2+ kids - I applaud you! I am hacking my way through having just one kid!
Hyde, there is some chat on the FB group, but it's not really hoppin I wouldn't say . . . lots of pics though! And it's so fun to 'friend' everybody and get a glimpse into their 'real lives' versus what little we know based on MDC. Love your video, she's so animated! I can relate a bit regarding DH, mine's in finance but did his undergrad as a mechanical engineer, so he is very smart in that way, but holds the baby so awkwardly (perpendicular to DH, legs at DH's belly, head pointed out, gah) it just pains me sometimes and can not seem to get that nightwakings and before bed time need to be dimly lit, quiet, and mellow!

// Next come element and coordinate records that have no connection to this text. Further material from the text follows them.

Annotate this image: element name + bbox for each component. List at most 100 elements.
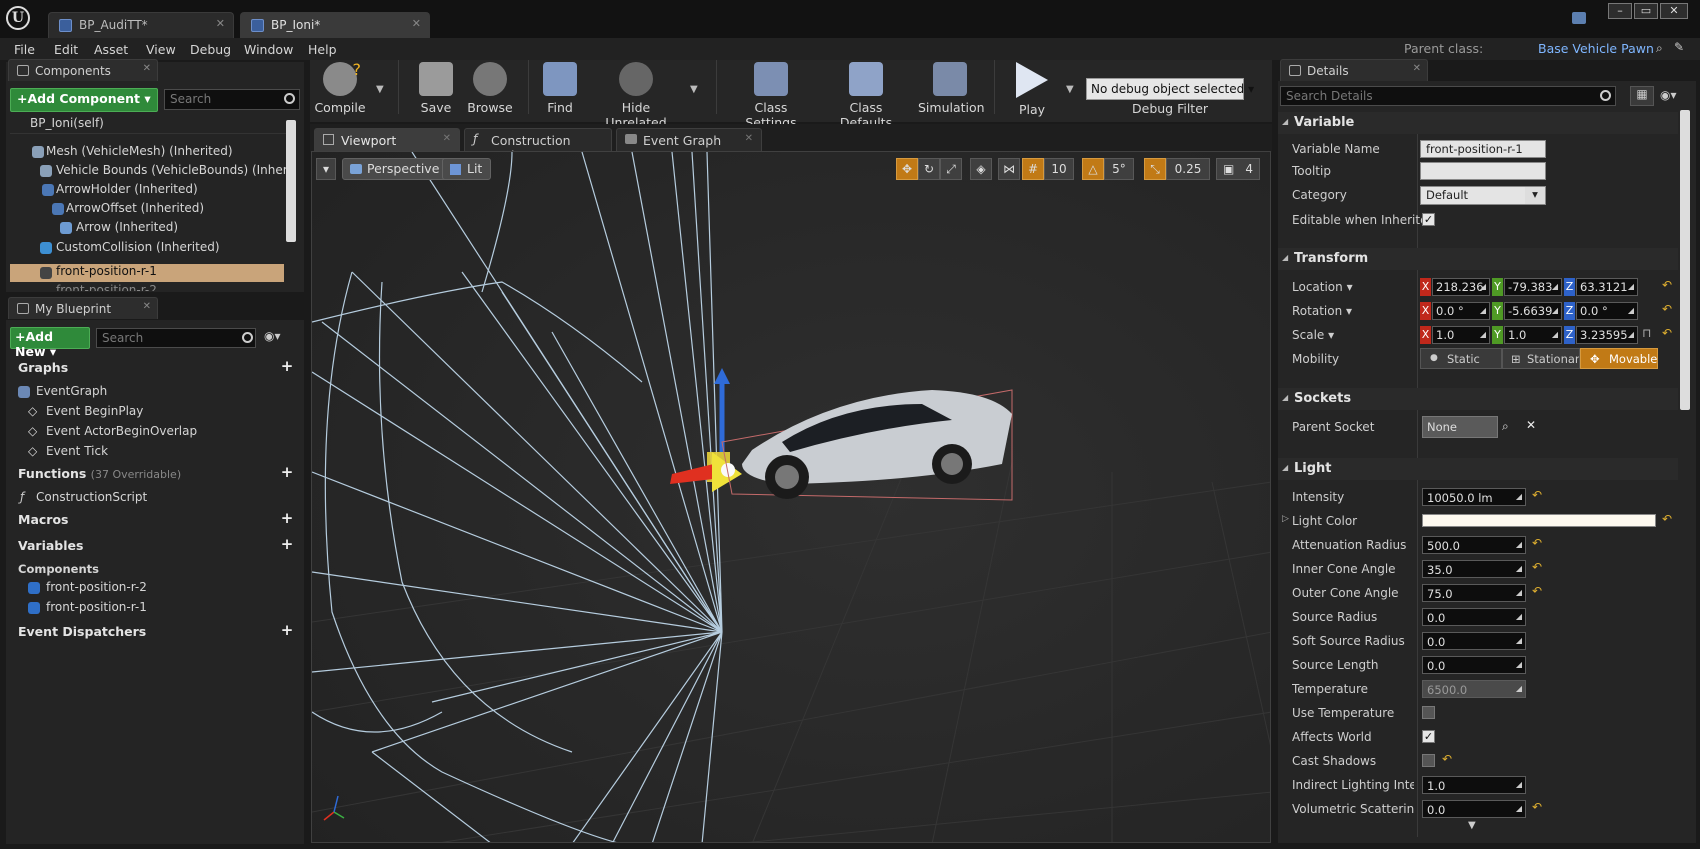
- close-icon[interactable]: ✕: [143, 301, 151, 312]
- scale-tool-icon[interactable]: ⤢: [940, 158, 962, 180]
- compile-button[interactable]: ? Compile: [312, 56, 368, 118]
- tab-event-graph[interactable]: Event Graph ✕: [616, 128, 762, 151]
- tree-item-arrowoffset[interactable]: ArrowOffset (Inherited): [42, 201, 286, 219]
- reset-icon[interactable]: ↶: [1532, 560, 1542, 574]
- intensity-input[interactable]: 10050.0 lm: [1422, 488, 1526, 506]
- scale-snap-value[interactable]: 0.25: [1166, 158, 1210, 180]
- close-icon[interactable]: ✕: [1413, 63, 1421, 74]
- indirect-lighting-intensity-input[interactable]: 1.0: [1422, 776, 1526, 794]
- menu-window[interactable]: Window: [244, 42, 293, 57]
- close-window-button[interactable]: ✕: [1660, 3, 1688, 19]
- reset-icon[interactable]: ↶: [1662, 302, 1672, 316]
- attenuation-radius-input[interactable]: 500.0: [1422, 536, 1526, 554]
- use-temperature-checkbox[interactable]: [1422, 706, 1435, 719]
- components-scrollbar[interactable]: [286, 120, 296, 242]
- scale-snap-icon[interactable]: ⤡: [1144, 158, 1166, 180]
- event-dispatchers-section[interactable]: Event Dispatchers +: [8, 623, 302, 644]
- tree-item-vehicle-bounds[interactable]: Vehicle Bounds (VehicleBounds) (Inherite…: [38, 163, 286, 181]
- tree-item-front-position-r-1[interactable]: front-position-r-1: [10, 264, 284, 282]
- clear-icon[interactable]: ✕: [1526, 418, 1536, 432]
- tree-item-mesh[interactable]: Mesh (VehicleMesh) (Inherited): [20, 144, 286, 162]
- reset-icon[interactable]: ↶: [1662, 326, 1672, 340]
- add-function-button[interactable]: +: [280, 465, 294, 480]
- reset-icon[interactable]: ↶: [1532, 536, 1542, 550]
- menu-debug[interactable]: Debug: [190, 42, 231, 57]
- menu-file[interactable]: File: [14, 42, 35, 57]
- tree-item-arrow[interactable]: Arrow (Inherited): [58, 220, 286, 238]
- tree-item-customcollision[interactable]: CustomCollision (Inherited): [38, 240, 286, 258]
- maximize-button[interactable]: ▭: [1634, 3, 1658, 19]
- rotation-label[interactable]: Rotation ▾: [1292, 304, 1352, 318]
- rotation-snap-value[interactable]: 5°: [1104, 158, 1134, 180]
- wrench-icon[interactable]: ✎: [1674, 40, 1684, 54]
- reset-icon[interactable]: ↶: [1662, 278, 1672, 292]
- tab-construction-script[interactable]: ƒConstruction Scrip: [464, 128, 612, 163]
- mobility-movable-button[interactable]: ✥ Movable: [1580, 348, 1658, 369]
- eye-icon[interactable]: ◉▾: [1660, 88, 1677, 102]
- reset-icon[interactable]: ↶: [1532, 800, 1542, 814]
- variable-front-position-r-1[interactable]: front-position-r-1: [28, 600, 290, 618]
- grid-snap-value[interactable]: 10: [1044, 158, 1074, 180]
- viewport-options-button[interactable]: ▾: [316, 158, 336, 180]
- macros-section[interactable]: Macros +: [8, 511, 302, 532]
- temperature-input[interactable]: 6500.0: [1422, 680, 1526, 698]
- scale-label[interactable]: Scale ▾: [1292, 328, 1334, 342]
- search-icon[interactable]: ⌕: [1656, 41, 1663, 56]
- simulation-button[interactable]: Simulation: [918, 56, 985, 118]
- play-options-chevron-icon[interactable]: ▼: [1066, 84, 1074, 95]
- add-macro-button[interactable]: +: [280, 511, 294, 526]
- world-local-icon[interactable]: ◈: [970, 158, 992, 180]
- components-tab[interactable]: Components ✕: [8, 59, 158, 81]
- parent-socket-value[interactable]: None: [1422, 416, 1498, 438]
- parent-class-link[interactable]: Base Vehicle Pawn: [1538, 41, 1654, 56]
- translate-tool-icon[interactable]: ✥: [896, 158, 918, 180]
- add-component-button[interactable]: +Add Component ▾: [10, 88, 158, 112]
- source-control-icon[interactable]: [1572, 12, 1586, 24]
- surface-snap-icon[interactable]: ⋈: [998, 158, 1020, 180]
- tab-viewport[interactable]: Viewport ✕: [314, 128, 460, 151]
- blueprint-search-input[interactable]: Search: [96, 328, 256, 348]
- camera-speed-button[interactable]: ▣ 4: [1216, 158, 1260, 180]
- editable-inherited-checkbox[interactable]: ✓: [1422, 213, 1435, 226]
- menu-view[interactable]: View: [146, 42, 176, 57]
- tree-item-arrowholder[interactable]: ArrowHolder (Inherited): [32, 182, 286, 200]
- doc-tab-bp-ioni[interactable]: BP_Ioni* ✕: [240, 12, 430, 38]
- rotate-tool-icon[interactable]: ↻: [918, 158, 940, 180]
- expand-icon[interactable]: ▷: [1282, 514, 1289, 524]
- close-icon[interactable]: ✕: [216, 17, 225, 30]
- reset-icon[interactable]: ↶: [1532, 488, 1542, 502]
- viewport-canvas[interactable]: [311, 151, 1271, 843]
- event-beginplay-item[interactable]: ◇ Event BeginPlay: [28, 404, 290, 422]
- event-tick-item[interactable]: ◇ Event Tick: [28, 444, 290, 462]
- location-z-input[interactable]: 63.3121: [1576, 278, 1638, 296]
- tree-item-front-position-r-2[interactable]: front-position-r-2: [10, 283, 284, 291]
- play-button[interactable]: Play: [1004, 56, 1060, 118]
- tree-root[interactable]: BP_Ioni(self): [10, 116, 286, 134]
- save-button[interactable]: Save: [410, 56, 462, 118]
- add-new-button[interactable]: +Add New ▾: [10, 327, 90, 359]
- browse-button[interactable]: Browse: [464, 56, 516, 118]
- event-graph-item[interactable]: EventGraph: [10, 384, 290, 402]
- components-category[interactable]: Components: [8, 562, 288, 580]
- transform-section[interactable]: Transform: [1278, 248, 1678, 270]
- minimize-button[interactable]: –: [1608, 3, 1632, 19]
- close-icon[interactable]: ✕: [443, 133, 451, 144]
- variable-name-input[interactable]: front-position-r-1: [1420, 140, 1546, 158]
- affects-world-checkbox[interactable]: ✓: [1422, 730, 1435, 743]
- doc-tab-bp-auditt[interactable]: BP_AudiTT* ✕: [48, 12, 234, 38]
- eye-icon[interactable]: ◉▾: [264, 329, 281, 343]
- volumetric-scattering-int-input[interactable]: 0.0: [1422, 800, 1526, 818]
- graphs-section[interactable]: Graphs +: [8, 359, 302, 380]
- perspective-button[interactable]: Perspective: [342, 158, 449, 180]
- my-blueprint-tab[interactable]: My Blueprint ✕: [8, 297, 158, 319]
- light-color-swatch[interactable]: [1422, 514, 1656, 527]
- details-search-input[interactable]: Search Details: [1280, 86, 1616, 106]
- location-x-input[interactable]: 218.236: [1432, 278, 1490, 296]
- details-scrollbar[interactable]: [1680, 110, 1690, 410]
- reset-icon[interactable]: ↶: [1532, 584, 1542, 598]
- variable-section[interactable]: Variable: [1278, 112, 1678, 134]
- location-y-input[interactable]: -79.383: [1504, 278, 1562, 296]
- add-dispatcher-button[interactable]: +: [280, 623, 294, 638]
- construction-script-item[interactable]: ƒ ConstructionScript: [18, 490, 290, 508]
- search-icon[interactable]: ⌕: [1502, 419, 1509, 434]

His way of calming the baby is not sleep-friendly (bouncing, talking, jiggling, bicycling his legs etc) but he just doesn't naturally know that or know how to fix it. I want him to find his own way but it's tough when his way is making life more difficult . . . omg and my big pet peeve, he can't really hear when the baby is sick of whatever they're doing and about to cry, so if he's lying next to DH watching/playing with something but is getting tired of it, he'll start to whine and kind of cry softly DH has NO idea that he is about to start screaming. He's surprised every time, drives me nuts.
Lying on back for a few minutes of solo playtime, it's all the difference in the world to have a few 5-10 minute moments to do some chores or make food or get myself dressed! My MW just told me that he'll stay that way for longer and be more comfortable if his body is slightly curled in and legs are bent, like this because it relaxes their tummy . . . it's working great for us.

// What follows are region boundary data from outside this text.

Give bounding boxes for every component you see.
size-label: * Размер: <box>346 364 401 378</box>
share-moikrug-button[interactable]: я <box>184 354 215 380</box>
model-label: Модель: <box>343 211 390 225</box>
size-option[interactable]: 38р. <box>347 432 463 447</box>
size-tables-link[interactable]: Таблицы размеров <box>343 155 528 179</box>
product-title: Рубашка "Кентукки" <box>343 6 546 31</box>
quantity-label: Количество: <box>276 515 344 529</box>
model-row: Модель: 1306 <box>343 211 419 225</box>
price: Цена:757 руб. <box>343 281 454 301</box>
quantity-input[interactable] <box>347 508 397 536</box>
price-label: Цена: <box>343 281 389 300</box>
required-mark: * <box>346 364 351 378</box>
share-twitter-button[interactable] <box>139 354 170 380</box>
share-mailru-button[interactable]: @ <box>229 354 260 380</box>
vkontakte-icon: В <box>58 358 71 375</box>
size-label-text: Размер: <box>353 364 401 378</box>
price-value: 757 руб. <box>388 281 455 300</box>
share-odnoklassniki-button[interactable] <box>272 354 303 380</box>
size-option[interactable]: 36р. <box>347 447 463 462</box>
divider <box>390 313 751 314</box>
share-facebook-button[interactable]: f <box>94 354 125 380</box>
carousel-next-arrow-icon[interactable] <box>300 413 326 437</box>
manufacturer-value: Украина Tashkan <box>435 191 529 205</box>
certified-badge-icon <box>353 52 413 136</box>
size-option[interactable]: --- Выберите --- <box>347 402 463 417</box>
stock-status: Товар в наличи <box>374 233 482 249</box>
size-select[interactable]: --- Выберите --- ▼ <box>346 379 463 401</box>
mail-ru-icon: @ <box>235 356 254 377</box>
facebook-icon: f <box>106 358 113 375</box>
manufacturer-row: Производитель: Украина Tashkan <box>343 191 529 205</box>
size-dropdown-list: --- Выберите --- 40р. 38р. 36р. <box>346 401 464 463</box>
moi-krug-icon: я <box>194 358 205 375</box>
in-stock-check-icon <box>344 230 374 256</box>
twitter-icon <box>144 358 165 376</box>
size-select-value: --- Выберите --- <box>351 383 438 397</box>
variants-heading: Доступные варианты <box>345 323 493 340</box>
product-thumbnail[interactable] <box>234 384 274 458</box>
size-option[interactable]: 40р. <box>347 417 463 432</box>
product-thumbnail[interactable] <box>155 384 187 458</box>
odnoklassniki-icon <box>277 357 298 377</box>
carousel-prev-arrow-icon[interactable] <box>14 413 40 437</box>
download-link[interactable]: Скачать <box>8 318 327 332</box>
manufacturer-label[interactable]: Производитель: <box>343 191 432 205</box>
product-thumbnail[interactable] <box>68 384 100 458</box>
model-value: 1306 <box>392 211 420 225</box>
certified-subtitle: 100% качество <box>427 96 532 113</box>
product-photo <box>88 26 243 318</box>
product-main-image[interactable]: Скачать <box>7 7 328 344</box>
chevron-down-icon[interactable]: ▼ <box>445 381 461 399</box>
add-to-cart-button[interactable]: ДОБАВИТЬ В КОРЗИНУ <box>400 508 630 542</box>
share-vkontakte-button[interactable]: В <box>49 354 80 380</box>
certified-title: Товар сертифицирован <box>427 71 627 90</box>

AFM We just got home from a 4-day weekend trip . . . the baby was shockingly easy going, it was so great! We travel to this area mostly just to eat, and normally go out for a long relaxed dinner each night but with the baby we did lunches instead and he was so chilled. I put him in the woven wrap and we'd walk around for a few minutes before each meal, he'd fall asleep and then sleep through the entire meal in the wrap, SIX TIMES (over four days) without even a peep. DH has declared himself 'completely sold' on the woven wrap, babywearing, attachment parenting and anything else 'crunchy'. lol. He even took a bunch of babywearing photos of me, haha. (I'll post in babywearing once they're downloaded.) He calls it babycarrying and was so enthusiastic. He wore the baby this morning while I got my hair cut :) It was really nice to have four days of just the three of us with no distractions, it really helped him understand some of the babycare basics (babywearing, nursing, winding down before bed) much better and has bonded him to the baby more too. The baby has started smiling and he gave me two big smiles at breakfast and I got all teared up, I turned to tell DH and he'd been watching and was also teary-eyed. :)
Cloth vs Disposable diapers, I never thought I'd be so happy to get back to my cloth diapers after using disposables for four days. I can't tell you how many times we got the poo up the back and onto the onesie - grrrrrrrr. That has never once happened with my cloth diapers, pee leaks yes but poo! no way. And the wipes left DS with a very pink bum, we had to rinse a wipe each time and use it last to kind of rinse the soap from the wipes off his skin. And that was with natural/eco diapers and wipes.
Hope everyone has a great week and keeps posting!